Stroke, Vol 25, 2271-2274, Copyright © 1994 by American Heart Association
KP Madden
BACKGROUND AND PURPOSE: Antagonists of excitatory neurotransmitters are
effective in limiting ischemic damage to the brain and spinal cord, but use
in clinical stroke may be limited by side effects. Agonists of inhibitory
neurotransmitters, such as gamma-aminobutyric acid (GABA), may provide
similar neuroprotection with less severe side effects. This study examines
the effect of an agonist and antagonist of the GABA-A receptor on neuronal
ischemic damage. METHODS: Either muscimol (a GABA- A agonist) or
bicuculline (a GABA-A antagonist) was administered intravenously to groups
of rabbits exposed to reversible spinal cord ischemia induced by temporary
occlusion of the infrarenal aorta. The duration of occlusion for individual
animals was varied, providing a range of ischemia for each experimental
group. The group P50 represents the duration (in minutes) associated with
50% probability of resultant permanent paraplegia.
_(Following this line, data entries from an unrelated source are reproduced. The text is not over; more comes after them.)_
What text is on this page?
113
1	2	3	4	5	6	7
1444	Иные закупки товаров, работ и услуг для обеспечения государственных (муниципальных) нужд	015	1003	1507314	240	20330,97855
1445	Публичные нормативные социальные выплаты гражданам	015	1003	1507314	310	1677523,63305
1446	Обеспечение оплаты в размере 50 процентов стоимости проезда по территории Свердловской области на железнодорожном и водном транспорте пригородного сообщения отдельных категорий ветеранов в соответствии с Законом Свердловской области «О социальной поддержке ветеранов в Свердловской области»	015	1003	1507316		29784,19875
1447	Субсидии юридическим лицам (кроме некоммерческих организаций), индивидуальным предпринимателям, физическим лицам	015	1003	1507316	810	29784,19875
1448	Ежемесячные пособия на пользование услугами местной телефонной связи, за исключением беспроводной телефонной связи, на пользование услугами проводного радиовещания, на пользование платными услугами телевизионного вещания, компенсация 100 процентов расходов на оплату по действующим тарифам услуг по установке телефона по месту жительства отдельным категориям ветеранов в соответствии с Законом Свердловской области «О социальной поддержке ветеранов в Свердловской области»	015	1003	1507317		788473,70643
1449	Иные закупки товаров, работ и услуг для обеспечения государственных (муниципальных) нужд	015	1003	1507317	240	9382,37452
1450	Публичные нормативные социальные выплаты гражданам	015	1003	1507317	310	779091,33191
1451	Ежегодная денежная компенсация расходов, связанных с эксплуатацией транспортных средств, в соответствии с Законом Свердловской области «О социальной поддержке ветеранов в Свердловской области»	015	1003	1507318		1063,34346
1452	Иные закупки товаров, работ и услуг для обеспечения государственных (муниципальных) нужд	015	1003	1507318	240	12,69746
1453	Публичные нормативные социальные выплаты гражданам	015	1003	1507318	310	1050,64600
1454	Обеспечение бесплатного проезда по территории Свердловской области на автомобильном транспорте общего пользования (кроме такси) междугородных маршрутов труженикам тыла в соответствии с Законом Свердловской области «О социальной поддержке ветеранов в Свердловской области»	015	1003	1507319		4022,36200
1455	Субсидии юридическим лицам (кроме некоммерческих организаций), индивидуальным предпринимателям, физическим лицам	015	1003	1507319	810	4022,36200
Neuroprotection was
demonstrated if a drug prolonged the P50 compared with the control group.
RESULTS: The P50 of the control group was 26.3 +/- 2.0 minutes. Treatment
with intravenous muscimol at 5 mg/kg significantly prolonged the P50 (32.4
+/- 1.3; P = .01). Treatment with intravenous bicuculline at 0.1 mg/kg
significantly shortened the P50 (20.6 +/- 1.5; P = .03). The physiological
and apparent behavioral effects of the drugs at these doses did not appear
substantial. CONCLUSIONS: Pharmacological manipulation of the GABA-A
receptor may offer another avenue of therapy for central nervous system
ischemia, possibly with less severe associated physiological side effects
than other effective drugs.
ARTICLES
Effect of gamma-aminobutyric acid modulation on neuronal ischemia in rabbits
Department of Neurology, Marshfield Clinic (Wis) 54449.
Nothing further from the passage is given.